„Schizophrenie ist keine Spaltung des Geistes“
das Interview führten Lena Kaul und Nadine Lahn
Was ist Schizophrenie aus medizinischer Sicht? Wie äußert sich die Erkrankung?
Wolf: Aus medizinischer Sicht bin ich sehr vorsichtig, von „der“ Schizophrenie zu sprechen. Ich würde eher von „den Schizophrenien“ sprechen, denn das ist keine einheitliche Erkrankung. Hinter dem Begriff verbergen sich heterogene Erkrankungen mit unterschiedlichen Verläufen und Symptomen. Auch würde ich in medizinischer Hinsicht weniger von einer „Krankheit“ sprechen, denn die Ursachen der Schizophrenien sind bisher noch nicht klar erforscht. Ein eindeutiges kausales Krankheitsmodell ist derzeit nicht verfügbar, der Begriff der „Störung“ ist daher passender.

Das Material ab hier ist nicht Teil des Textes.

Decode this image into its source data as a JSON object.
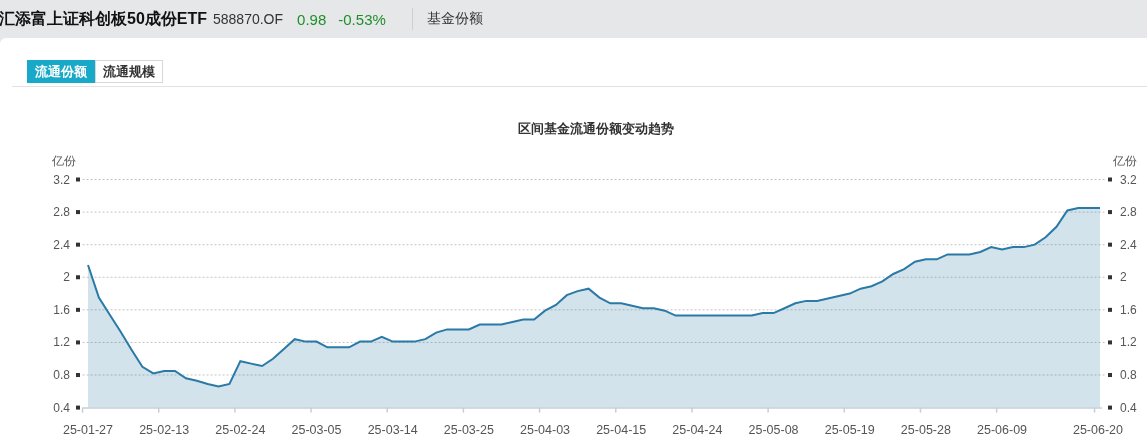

Schizophrenien sind gekennzeichnet durch sehr charakteristische Symptome, die immer wieder auftreten können. Dies geschieht meist episodisch, aber bei einem Teil der Betroffenen auch durchgängig. Die Symptome umfassen sehr tiefgreifende Veränderungen des Denkens und der Wahrnehmung. Dazu gehören Veränderungen des sprachlichen Ausdrucks oder auch unumstößliche Überzeugungen, die Außenstehende objektiv nicht nachvollziehen können. Es kann bei den Betroffenen zu einem Realitätsverlust kommen, welcher jedoch nur von außen betrachtet als solcher erscheint. Aus Sicht des Erkrankten ist das Erlebte „real“. Weitere Symptome wie Sinnestäuschungen, das Hören von Stimmen, Halluzinationen im Riechen oder Fühlen, das Gefühl, gesteuert oder manipuliert zu werden, Veränderung von Willensentscheidungen, Emotionszuständen, körperlichen Zuständen oder der Kognition können dazukommen.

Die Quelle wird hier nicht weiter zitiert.